More than a decade later, field biologists in Pilanesberg noted what they termed a “novel situation” emerging. White rhinoceros, a species that had been bred back from the brink of extinction, appeared to be suffering, for the first time on record, high mortality from elephant attacks. Between 1992 and 1998, elephants were suspected in the deaths of forty-nine rhinos—a massacre.

The culprits turned out to be the orphaned young males from Kruger. The empathetic conclusion to leap to would be that the elephants’ berserk behavior was rooted in the trauma they’d endured as calves, and in fact there is no way to rule out that possibility. As in Tarangire, however, the investigation turned in time to a question of generations.

As they approach maturity, male elephants enter a rutting condition known as musth, during which testosterone floods their systems so fiercely that even their posture is changed. The adolescent males in Pilanesberg were entering musth too young and staying in it too long; one suspected rhino killer was finally culled after remaining in musth for as many as five months, a length of time that would be unusual even for a male twice its age. Under more natural circumstances—that is, in an elephant herd not composed of transplanted and possibly traumatized orphans—the adolescent musth periods are cut short by apparently withering encounters with larger, older males. After standing down to a dominant male, the rush of hormones stops, in some cases in a matter of minutes.

As a test, six older male elephants were introduced to Pilanesberg. The killing of rhinoceroses ceased, and the outbreak of elephantine violence was blamed on “a lack of adult supervision,” but more particularly, a lack of elders. Elephants are one of the few species in which the importance of older animals is coming to be acknowledged. Without them, the Pilanesberg orphans acted in a way so far outside of pachyderm norms that it seems fair to label it insane.

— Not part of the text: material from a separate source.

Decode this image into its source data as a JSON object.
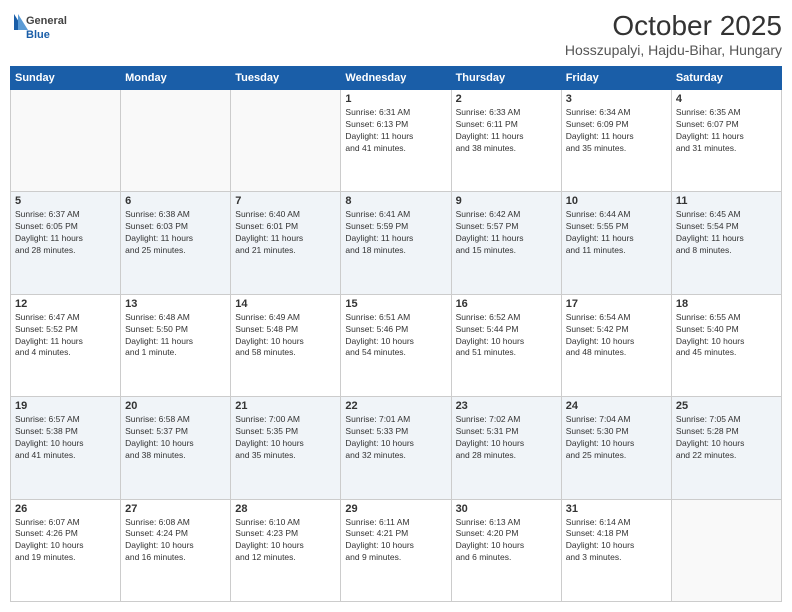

Evidence of the preferential hunting of the oldest animals—easy to find, meaty, often less dangerous than in their prime—reaches back at least to the Middle Stone Age, and today harvesting by humans is the leading cause of adult mortality in an increasing number of species. In the case of the African elephants, the “behemoths”—matriarchs and patriarchs in the sixth and seventh decades—have already been decimated, and the remaining elders remain the choice of poachers seeking larger ivory tusks."